W drzwiach ujrzałam Mateusza. Uśmiechnął się szeroko na mój widok.
-Cześć piękna - gdy tylko przekroczył próg, ujął mój podbródek i złożył na ustach delikatny pocałunek.
-Jezu, człowieku, panuj nad sobą! - zawył mój brat, który nas minął i ruszył w stronę kuchni.
-A daj mu spokój! Zakochał się, a to cudowna rzecz! - obronił go Arek i puścił mi oczko.
-Ej stop! - zawołałam przerażona widząc Arka. - Co wy tak wcześniej robicie?
-Przywieźliśmy alko! - odpowiedział Paweł i spojrzał na mnie jak na debilkę.
-Ale my... - zaczęłam, bo nie chciałam, żeby Arek ujrzał Weronikę rozmazaną, ale ta wyszła z kuchni ze łzami w oczach.
-Izka, dokończ tą cebulę, proszę! - poprosiła mnie, a ja odetchnęłam z ulgą i pochwaliłam dziewczyny za spryt.
-Ja ci mogę pomóc z tą cebulą - wyrwał się Arek. - Mogłaś poczekać na mnie, a nie niepotrzebnie płakałaś!
Weronika przełknęła głośno ślinę, ale zignorowała uwagę Arka i zapytała Pawła:
-Jak tam z alkoholem? Co kupiliście?
-Oj stara, nie chcesz wiedzieć co - posłał jej tajemniczy uśmiech Paweł.
-A ty to chyba nie pijesz, bo przecież jesteś samochodem - zauważyłam.
-Nie jestem samochodem, tylko człowiekiem, to po pierwsze - odpowiedział mój brat, a wszyscy wybuchnęli śmiechem. - A po drugie, tata po nas przyjedzie, bo teraz przywiózł nas tata Mateusza.

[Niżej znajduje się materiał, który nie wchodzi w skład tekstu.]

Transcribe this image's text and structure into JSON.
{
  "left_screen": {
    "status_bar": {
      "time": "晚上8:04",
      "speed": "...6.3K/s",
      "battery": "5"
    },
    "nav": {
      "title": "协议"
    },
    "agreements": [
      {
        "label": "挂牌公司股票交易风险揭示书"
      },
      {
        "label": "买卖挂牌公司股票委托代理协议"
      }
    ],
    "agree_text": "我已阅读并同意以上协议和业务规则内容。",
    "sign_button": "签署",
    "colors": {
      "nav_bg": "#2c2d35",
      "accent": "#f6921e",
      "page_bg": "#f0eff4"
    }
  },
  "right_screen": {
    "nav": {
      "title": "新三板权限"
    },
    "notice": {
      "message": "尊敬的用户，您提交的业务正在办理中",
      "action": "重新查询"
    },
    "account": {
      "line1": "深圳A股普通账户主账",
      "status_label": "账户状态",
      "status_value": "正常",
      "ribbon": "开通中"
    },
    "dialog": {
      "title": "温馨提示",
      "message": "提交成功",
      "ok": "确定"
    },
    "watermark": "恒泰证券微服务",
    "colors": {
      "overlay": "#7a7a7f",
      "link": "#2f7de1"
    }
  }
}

-Czyli twój teściu - poklepał mnie po plecach Arek.
-Ogarnij się! - ofuknęłam go i poszłam do kuchni kroić tą nieszczęsną cebulę.
Gdy chłopaki poprzynosili wszystkie rzeczy z auta, czyli węgiel do grilla, alkohol i soki, to tata Mateusza sobie pojechał, a my miałyśmy już wszystko przygotowane. Chłopaki puścili jakąś muzykę, a my rozsiedliśmy się w altance za domem.
Weronika zaczęła rozpalać grilla, niestety jej to nie szło, do pomocy wyrwał się Arek i wtedy się zaczęło. Arek wysypał więcej węgla, wrzucił kilka stron starej gazety, rozdarł rozpałkę i polał trochę rozpałki w płynie. Po chwili odpalił to wszystko i powstał ogień. Grill został rozpalony.
-Mówiłem ci od początku, że to zrobię - powiedział i posłał jej szeroki uśmiech.
-Poradziłabym sobie - mruknęła Weronika.
-Ale po co miałaś się męczyć, skoro zrobiłbym to za ciebie.
Weronika tylko spojrzała na niego z politowanie, po czym powiedziała do nas:
-Idę do domu po jakiś sweterek.
-Czekaj, dam ci moją bluzę! - chłopak rzucił się po swoją bluzę, ale ona już nie wytrzymała.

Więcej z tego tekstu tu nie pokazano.